U.S. stock futures moved lower Tuesday morning as investor concerns intensified over the stability of the fragile U.S.-Iran ceasefire, while markets also prepared for a closely watched inflation report expected to show continued pressure from rising energy prices.
Futures tied to the S&P 500 fell 0.36% to 7,386.27, while Nasdaq 100 futures dropped 0.95% to 29,041.45. Dow Jones Industrial Average futures edged down 0.07% to 49,670.95 as risk sentiment weakened across global markets.
The decline comes as geopolitical tensions in the Middle East continue to pressure investor confidence and energy markets.
Trump Raises Doubts Over US-Iran Ceasefire
The fragile ceasefire agreement between the United States and Iran entered a more uncertain phase after U.S. President Donald Trump stated that the deal was on “massive life support” following Washington’s rejection of Tehran’s latest peace proposal.
The comments reignited fears that tensions in the region could escalate again, particularly around the Strait of Hormuz — a critical global energy shipping corridor.
Investors remain highly sensitive to any signs of renewed military conflict, especially amid ongoing volatility in oil prices and broader commodity markets.
Markets Await Key Inflation Report
Attention is now turning toward the upcoming U.S. Consumer Price Index (CPI) report, scheduled for release before the opening bell.
Economists expect headline CPI to rise 0.6% month-over-month and 3.8% annually in April, following March readings of 0.9% monthly and 3.3% year-over-year.
The anticipated increase reflects continued pressure from elevated energy costs, reinforcing concerns that inflation may remain sticky for longer than previously expected.
Persistent inflation could complicate the Federal Reserve’s policy outlook and delay expectations for future interest rate cuts.
Treasury Yields Move Higher
U.S. Treasury yields climbed across the curve as investors adjusted expectations around inflation and monetary policy.
The 10-year Treasury yield rose 2.1 basis points to 4.43%, while the 2-year Treasury yield increased 1.5 basis points to 3.98%. Meanwhile, the 30-year Treasury yield advanced to 5.00%.

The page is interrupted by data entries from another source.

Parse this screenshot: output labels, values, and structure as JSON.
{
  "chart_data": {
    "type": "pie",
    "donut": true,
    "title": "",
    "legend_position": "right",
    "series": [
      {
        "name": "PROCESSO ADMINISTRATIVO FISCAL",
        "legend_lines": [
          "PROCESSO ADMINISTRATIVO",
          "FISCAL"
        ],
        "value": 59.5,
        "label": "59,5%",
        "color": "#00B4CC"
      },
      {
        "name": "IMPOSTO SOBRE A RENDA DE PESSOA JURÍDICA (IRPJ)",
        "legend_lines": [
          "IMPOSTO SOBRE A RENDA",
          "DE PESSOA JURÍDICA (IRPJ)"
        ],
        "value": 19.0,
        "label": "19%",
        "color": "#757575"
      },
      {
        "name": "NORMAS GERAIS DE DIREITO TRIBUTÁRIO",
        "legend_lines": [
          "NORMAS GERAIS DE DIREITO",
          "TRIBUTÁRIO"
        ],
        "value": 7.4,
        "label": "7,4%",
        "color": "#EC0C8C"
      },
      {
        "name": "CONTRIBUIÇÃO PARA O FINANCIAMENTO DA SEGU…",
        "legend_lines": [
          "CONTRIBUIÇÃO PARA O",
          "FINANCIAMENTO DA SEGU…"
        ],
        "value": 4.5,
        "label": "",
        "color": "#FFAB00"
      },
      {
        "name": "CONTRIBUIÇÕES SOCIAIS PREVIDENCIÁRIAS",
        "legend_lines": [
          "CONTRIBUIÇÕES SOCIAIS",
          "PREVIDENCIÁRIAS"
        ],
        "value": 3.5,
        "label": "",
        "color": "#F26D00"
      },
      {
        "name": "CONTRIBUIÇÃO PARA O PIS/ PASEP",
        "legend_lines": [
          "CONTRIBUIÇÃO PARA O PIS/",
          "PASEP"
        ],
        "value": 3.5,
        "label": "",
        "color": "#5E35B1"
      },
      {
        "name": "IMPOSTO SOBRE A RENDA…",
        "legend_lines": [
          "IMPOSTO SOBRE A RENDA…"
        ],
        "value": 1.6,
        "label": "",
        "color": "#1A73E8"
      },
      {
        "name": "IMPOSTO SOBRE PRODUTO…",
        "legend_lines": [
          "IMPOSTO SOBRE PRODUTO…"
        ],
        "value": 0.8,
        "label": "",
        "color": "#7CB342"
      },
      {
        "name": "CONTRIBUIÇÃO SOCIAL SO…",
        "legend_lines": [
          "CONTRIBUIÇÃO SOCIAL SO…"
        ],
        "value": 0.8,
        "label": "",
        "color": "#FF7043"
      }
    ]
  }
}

Higher yields typically place additional pressure on growth-oriented sectors, particularly technology stocks, which contributed to the sharper decline in Nasdaq futures.
Premarket Movers
Among notable premarket gainers were:
- GoDaddy +7.54%
- Leidos +4.17%
- Qnity Electronics +3.72%
Notable decliners included:
- Hilton Worldwide -6.02%
- Intel -3.69%
- SanDisk -3.65%
Investors Navigate Volatile Environment
Markets continue balancing multiple risks simultaneously, including geopolitical instability, elevated inflation, energy supply disruptions, and uncertainty surrounding future Federal Reserve policy decisions.
Analysts expect volatility to remain elevated in the near term as investors monitor both Middle East developments and incoming macroeconomic data for signs of broader economic impact.